The Lightning Network handles $7.7 million worth of payments at any given time and is the only payment network that’s on the Bitcoin blockchain.
There are two payments projects on the Ethereum network: xDai and Connext. xDai is a sidechain project with five-second block times and low gas costs. It is associated with the POA Network and MakerDao. Connext essentially allows users to load a card with value and use that value instantly.

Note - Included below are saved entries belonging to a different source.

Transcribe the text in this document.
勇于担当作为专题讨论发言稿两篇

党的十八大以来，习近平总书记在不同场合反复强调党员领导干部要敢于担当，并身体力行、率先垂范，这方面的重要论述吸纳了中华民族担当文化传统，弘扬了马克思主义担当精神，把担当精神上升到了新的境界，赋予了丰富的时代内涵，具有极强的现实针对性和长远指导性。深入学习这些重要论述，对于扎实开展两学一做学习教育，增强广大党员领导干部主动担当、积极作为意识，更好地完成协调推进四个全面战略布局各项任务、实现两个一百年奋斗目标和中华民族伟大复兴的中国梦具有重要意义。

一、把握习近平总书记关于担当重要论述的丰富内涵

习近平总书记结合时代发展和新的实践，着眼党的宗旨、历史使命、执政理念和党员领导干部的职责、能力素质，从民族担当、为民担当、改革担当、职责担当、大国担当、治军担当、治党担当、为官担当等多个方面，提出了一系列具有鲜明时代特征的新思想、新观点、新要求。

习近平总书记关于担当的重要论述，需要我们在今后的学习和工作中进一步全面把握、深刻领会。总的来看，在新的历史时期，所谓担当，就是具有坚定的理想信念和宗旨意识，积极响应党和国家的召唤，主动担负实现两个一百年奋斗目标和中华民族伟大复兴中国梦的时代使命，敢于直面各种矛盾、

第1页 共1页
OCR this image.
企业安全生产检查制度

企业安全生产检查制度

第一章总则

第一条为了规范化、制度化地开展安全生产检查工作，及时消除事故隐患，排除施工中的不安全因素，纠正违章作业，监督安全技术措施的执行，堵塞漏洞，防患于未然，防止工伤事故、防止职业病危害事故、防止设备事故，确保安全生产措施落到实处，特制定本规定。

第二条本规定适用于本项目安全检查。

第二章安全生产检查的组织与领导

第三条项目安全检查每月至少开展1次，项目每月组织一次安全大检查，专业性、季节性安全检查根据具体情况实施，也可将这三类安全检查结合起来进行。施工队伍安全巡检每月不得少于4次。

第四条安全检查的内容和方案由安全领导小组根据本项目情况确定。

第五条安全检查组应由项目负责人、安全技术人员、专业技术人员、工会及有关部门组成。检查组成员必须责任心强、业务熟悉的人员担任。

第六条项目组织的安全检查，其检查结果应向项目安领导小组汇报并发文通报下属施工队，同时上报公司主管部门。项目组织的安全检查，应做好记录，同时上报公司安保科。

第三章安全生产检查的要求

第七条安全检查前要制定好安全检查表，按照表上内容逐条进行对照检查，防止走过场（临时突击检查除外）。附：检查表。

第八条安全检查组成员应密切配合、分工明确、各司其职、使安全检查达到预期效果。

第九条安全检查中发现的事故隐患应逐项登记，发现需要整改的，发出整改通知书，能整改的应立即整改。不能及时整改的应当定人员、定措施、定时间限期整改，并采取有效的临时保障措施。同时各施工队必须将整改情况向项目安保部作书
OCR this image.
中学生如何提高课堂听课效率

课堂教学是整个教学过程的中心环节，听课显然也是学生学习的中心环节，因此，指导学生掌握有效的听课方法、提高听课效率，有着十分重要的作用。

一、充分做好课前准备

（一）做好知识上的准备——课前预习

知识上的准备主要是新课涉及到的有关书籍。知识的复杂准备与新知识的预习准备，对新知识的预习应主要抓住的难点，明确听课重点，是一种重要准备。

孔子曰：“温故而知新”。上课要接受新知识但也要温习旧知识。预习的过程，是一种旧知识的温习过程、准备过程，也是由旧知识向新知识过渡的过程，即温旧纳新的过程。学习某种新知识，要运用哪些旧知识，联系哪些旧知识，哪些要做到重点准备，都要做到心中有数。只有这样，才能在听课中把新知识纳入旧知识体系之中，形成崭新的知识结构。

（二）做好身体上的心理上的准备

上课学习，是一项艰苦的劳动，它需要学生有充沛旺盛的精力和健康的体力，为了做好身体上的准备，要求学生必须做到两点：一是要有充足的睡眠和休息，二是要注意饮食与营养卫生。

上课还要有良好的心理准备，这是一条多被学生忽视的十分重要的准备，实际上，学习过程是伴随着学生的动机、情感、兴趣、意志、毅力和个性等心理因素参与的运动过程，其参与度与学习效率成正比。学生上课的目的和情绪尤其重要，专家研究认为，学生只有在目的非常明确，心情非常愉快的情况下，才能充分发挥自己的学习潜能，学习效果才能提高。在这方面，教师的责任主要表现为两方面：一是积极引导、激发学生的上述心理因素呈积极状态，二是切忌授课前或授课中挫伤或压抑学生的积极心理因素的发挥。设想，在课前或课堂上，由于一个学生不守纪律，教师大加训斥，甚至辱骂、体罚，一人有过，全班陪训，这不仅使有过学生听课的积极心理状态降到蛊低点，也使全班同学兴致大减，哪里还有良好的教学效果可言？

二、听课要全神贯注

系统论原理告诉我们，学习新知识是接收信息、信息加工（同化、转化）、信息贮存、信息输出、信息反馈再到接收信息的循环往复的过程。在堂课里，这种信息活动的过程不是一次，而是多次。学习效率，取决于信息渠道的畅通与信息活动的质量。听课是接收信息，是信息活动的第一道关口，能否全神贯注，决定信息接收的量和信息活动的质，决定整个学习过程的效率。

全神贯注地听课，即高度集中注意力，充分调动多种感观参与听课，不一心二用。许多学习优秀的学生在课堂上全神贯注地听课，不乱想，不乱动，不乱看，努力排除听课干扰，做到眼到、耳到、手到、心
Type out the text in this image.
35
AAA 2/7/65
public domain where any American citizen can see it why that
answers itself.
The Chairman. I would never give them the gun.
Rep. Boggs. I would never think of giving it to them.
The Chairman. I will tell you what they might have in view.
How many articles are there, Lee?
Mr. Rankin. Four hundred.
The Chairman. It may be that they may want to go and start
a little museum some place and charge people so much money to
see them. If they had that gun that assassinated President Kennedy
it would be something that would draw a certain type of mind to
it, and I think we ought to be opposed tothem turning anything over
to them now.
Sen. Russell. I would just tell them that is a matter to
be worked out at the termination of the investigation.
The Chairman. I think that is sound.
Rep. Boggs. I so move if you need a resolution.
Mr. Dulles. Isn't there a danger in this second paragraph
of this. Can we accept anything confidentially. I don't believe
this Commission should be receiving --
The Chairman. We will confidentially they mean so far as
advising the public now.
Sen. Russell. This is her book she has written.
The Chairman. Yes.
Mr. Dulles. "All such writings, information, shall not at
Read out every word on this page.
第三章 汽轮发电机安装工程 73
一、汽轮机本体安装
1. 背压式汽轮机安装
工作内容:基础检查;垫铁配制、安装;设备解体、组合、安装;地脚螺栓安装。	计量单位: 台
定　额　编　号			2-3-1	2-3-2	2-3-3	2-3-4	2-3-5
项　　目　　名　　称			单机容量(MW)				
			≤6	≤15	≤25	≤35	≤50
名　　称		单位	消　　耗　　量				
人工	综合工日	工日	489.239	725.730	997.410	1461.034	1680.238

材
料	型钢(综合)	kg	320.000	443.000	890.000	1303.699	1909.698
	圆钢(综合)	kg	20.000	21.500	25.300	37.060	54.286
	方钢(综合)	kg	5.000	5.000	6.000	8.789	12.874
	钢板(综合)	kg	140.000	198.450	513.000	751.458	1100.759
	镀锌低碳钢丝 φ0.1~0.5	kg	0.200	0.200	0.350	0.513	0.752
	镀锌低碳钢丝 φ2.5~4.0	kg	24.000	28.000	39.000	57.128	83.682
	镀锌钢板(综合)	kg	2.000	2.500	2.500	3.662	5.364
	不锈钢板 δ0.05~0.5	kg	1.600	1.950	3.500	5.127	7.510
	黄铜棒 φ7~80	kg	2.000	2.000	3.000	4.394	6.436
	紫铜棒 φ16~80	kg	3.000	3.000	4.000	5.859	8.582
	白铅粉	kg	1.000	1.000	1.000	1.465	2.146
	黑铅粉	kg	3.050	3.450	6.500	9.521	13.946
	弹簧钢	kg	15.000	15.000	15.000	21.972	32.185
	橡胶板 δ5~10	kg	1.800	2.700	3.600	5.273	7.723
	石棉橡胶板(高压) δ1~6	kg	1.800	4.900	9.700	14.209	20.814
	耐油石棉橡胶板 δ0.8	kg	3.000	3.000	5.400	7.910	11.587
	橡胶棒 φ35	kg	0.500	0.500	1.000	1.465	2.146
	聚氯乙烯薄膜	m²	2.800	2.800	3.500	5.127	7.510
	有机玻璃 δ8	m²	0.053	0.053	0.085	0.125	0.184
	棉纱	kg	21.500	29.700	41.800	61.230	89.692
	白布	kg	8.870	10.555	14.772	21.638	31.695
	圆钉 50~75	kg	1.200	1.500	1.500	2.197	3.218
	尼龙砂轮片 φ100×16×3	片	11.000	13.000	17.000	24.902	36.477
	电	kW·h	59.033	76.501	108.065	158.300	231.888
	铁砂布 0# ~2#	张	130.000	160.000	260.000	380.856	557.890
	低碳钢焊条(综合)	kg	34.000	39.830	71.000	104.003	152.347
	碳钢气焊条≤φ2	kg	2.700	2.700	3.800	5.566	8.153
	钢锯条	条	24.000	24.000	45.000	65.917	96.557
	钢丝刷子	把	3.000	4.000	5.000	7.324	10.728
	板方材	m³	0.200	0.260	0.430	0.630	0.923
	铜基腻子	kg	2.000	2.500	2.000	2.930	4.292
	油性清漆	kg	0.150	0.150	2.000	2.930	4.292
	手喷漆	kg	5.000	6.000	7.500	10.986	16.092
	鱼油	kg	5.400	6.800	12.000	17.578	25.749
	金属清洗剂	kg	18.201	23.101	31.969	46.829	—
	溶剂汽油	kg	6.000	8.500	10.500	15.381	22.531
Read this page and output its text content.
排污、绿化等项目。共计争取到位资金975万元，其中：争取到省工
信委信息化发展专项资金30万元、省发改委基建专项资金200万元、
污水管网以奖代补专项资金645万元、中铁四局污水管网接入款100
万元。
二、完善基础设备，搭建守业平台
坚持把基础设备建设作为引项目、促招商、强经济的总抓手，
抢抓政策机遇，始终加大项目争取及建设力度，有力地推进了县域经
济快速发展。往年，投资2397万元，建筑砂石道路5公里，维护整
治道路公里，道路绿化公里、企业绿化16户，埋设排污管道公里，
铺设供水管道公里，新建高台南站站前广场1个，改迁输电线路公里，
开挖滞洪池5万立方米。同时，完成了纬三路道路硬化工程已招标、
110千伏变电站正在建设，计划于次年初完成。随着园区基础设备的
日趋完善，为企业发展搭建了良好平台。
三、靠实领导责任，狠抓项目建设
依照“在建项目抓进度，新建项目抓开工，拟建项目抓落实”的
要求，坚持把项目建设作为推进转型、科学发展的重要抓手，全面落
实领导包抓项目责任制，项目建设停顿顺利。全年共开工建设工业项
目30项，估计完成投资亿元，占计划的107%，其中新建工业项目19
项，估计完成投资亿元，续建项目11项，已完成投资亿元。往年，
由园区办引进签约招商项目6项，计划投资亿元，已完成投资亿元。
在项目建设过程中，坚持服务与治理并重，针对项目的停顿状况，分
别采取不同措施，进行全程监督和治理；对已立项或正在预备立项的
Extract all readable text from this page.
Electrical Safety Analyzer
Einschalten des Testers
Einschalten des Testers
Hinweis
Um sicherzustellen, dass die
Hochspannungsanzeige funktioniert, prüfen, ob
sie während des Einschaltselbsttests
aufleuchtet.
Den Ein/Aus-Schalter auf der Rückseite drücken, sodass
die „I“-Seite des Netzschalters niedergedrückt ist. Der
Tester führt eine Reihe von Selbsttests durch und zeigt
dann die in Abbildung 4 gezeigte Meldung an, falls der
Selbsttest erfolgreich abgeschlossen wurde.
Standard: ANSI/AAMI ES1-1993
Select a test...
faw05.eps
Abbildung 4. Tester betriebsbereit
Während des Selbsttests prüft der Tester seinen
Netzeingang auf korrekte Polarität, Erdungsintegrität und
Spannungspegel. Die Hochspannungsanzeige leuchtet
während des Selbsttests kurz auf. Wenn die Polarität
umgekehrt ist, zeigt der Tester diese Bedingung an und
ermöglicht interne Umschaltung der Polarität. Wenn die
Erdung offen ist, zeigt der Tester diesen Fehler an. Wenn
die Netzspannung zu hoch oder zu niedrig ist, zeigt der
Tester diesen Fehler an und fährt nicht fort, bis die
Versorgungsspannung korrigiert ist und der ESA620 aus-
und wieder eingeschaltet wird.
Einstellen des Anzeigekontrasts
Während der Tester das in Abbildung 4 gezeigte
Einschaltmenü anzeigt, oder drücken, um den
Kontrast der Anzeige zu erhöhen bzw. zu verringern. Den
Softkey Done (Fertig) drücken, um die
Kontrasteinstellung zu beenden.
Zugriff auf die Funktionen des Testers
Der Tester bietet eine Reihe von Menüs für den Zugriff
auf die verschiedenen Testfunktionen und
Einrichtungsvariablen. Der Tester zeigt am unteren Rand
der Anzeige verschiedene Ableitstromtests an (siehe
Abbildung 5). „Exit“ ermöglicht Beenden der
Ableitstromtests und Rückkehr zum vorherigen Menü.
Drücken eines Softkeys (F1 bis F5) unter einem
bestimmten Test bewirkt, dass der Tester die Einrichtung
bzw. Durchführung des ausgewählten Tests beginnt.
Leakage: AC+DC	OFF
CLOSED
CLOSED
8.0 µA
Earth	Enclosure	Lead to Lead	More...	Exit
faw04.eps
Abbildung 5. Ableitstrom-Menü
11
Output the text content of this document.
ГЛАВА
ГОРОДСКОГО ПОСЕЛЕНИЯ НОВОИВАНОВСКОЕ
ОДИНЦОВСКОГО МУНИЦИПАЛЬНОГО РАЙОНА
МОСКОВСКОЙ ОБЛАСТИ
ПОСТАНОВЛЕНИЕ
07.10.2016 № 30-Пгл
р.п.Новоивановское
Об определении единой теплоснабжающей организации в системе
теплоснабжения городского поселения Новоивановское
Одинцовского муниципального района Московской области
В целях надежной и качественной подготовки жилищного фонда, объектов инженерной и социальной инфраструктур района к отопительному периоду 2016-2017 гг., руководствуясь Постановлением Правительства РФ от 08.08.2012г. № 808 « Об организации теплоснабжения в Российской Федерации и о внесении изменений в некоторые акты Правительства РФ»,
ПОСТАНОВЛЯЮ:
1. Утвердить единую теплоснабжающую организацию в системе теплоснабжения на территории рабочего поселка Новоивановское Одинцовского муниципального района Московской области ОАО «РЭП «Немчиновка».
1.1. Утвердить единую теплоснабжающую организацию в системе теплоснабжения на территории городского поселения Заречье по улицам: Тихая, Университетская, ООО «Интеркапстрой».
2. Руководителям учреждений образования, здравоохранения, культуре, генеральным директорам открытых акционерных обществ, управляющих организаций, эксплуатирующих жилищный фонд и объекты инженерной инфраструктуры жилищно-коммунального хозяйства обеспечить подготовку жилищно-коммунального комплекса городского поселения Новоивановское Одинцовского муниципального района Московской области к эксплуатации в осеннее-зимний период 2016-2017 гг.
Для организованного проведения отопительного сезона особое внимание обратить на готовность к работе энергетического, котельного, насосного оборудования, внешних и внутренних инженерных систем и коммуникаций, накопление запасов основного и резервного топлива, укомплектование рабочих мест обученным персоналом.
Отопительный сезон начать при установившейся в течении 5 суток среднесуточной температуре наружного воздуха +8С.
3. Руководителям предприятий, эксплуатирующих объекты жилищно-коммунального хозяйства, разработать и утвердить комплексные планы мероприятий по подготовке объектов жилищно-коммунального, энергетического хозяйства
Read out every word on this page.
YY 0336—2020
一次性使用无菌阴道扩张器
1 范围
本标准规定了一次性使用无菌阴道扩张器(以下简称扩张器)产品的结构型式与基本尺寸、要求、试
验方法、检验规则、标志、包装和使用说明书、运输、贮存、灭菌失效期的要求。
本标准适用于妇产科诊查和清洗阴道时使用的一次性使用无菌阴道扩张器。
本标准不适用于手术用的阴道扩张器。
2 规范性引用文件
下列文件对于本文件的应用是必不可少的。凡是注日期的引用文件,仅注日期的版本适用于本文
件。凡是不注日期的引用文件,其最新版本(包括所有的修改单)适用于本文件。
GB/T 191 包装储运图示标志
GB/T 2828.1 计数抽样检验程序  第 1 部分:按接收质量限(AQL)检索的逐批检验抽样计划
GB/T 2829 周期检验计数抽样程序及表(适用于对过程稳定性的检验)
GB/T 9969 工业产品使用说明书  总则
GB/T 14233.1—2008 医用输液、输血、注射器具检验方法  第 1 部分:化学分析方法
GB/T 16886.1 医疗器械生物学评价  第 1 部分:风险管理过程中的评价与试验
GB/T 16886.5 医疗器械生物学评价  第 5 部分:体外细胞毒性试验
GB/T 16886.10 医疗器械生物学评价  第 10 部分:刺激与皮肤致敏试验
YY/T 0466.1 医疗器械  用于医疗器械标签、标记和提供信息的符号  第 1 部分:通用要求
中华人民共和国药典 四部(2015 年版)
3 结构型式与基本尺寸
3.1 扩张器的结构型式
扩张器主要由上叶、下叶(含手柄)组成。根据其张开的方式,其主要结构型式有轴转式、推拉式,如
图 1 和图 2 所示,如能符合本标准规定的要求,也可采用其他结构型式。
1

WBTC is an ERC-20 token backed by Bitcoin. The idea behind it is to bring the vast liquidity available on the Bitcoin network to Ethereum. WBTCs are traded on both decentralized and centralized exchanges. Users can swap WBTC through eight different merchants. Swapping assets does require customers to go through Anti-Money Laundering (AML) and Know Your Client (KYC) procedures. This initiative is run by a decentralized autonomous organization and is supported by 16 different projects that all have an interest in decentralizing finance. These include Dharma, MakerDao, Set Protocol and Compound.
The Future of DeFi
The world of decentralized finance exists to continue the mission of providing users with democracy and agency over their value and to make the cryptocurrency market more stable and accessible. That means making it accessible to consumers, merchants, investors, and institutions. Innovation is propelling DeFi into real-world use cases, giving the technology the avenues and potential to impact the world.